The idea was to condemn hedge funders who’ve profited from fast food companies that “exploit workers” and pay “poverty-wages.”
What happened instead was a bunch of protesters storming a shareholder activist conference, targeting the wrong hedge fund managers, and disrupting a panel on how companies can defend themselves against activist takeovers.
Fortune’s Stephen Gandel reports that protesters invaded the Active-Passive Investor Summit in New York on Monday to condemn low wages paid at fast food spots owned by Darden Restaurants, which owns Olive Garden.

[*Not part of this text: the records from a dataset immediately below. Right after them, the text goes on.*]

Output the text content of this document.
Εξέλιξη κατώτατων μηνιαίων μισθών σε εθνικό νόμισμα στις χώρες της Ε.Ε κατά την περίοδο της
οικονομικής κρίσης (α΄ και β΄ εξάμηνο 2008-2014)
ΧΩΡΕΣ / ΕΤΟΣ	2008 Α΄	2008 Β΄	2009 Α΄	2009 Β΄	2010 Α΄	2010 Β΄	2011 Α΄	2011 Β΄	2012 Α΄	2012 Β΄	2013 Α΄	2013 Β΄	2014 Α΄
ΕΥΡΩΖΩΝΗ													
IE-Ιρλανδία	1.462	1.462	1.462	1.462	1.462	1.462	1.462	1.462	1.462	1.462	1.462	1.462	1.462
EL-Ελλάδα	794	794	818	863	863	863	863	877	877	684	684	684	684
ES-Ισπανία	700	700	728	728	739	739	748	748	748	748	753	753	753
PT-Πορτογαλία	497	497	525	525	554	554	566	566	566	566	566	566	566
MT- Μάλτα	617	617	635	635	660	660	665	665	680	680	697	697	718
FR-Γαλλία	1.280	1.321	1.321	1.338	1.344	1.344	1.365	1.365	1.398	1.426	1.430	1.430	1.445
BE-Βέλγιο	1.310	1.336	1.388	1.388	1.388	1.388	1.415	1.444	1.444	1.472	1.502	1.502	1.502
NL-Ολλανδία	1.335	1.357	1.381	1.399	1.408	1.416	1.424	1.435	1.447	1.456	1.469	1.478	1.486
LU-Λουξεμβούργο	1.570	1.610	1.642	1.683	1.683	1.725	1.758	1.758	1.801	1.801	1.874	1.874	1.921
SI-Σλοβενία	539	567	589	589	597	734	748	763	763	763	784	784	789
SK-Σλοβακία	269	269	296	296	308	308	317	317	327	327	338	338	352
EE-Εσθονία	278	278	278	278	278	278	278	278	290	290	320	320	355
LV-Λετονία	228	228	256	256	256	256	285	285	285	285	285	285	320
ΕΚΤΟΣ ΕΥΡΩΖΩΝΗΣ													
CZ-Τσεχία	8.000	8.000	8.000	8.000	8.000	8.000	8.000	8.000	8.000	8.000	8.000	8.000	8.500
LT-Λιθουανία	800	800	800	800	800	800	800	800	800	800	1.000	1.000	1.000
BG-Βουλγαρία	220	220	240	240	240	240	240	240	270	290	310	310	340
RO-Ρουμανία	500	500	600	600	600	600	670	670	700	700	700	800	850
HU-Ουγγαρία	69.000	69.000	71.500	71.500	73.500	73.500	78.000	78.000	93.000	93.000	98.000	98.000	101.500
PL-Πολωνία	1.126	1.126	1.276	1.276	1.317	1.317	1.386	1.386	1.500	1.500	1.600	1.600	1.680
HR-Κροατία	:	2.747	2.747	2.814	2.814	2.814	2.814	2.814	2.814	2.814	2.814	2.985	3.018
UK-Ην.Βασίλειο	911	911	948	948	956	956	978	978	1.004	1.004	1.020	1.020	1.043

Protesters demanded restaurants begin paying their workers $US15 an hour, and chanted “Show me 15, Bill” — referring to shareholder activist Bill Ackman, Fortune reported.
But here’s the thing — Ackman doesn’t hold any Darden shares. He just happened to be a scheduled speaker at a different panel that day.
The discussion they did interrupt was designed to teach companies how they can protect themselves from shareholder activists, Fortune reported. Neither Ackman nor Jeff Smith, who does hold a stake in Darden, were on the panel.
In a press release circulated before the protest, organisers Hedge Clippers said, “Hedge fund investors Bill Ackman and Jeffrey Smith, both speakers at the Active-Passive Investor Summit, will be condemned for making fortunes by investing in exploitative businesses. Protestors will call on the companies that Ackman and Smith support to pay workers $US15/hour.”
Hedge Clippers describes itself as “a new campaign focused on exposing the misdeeds and harmful behaviour of the billionaire hedge fund elite.” It’s a fair cause, we suppose, but this last go-round looked pretty messy.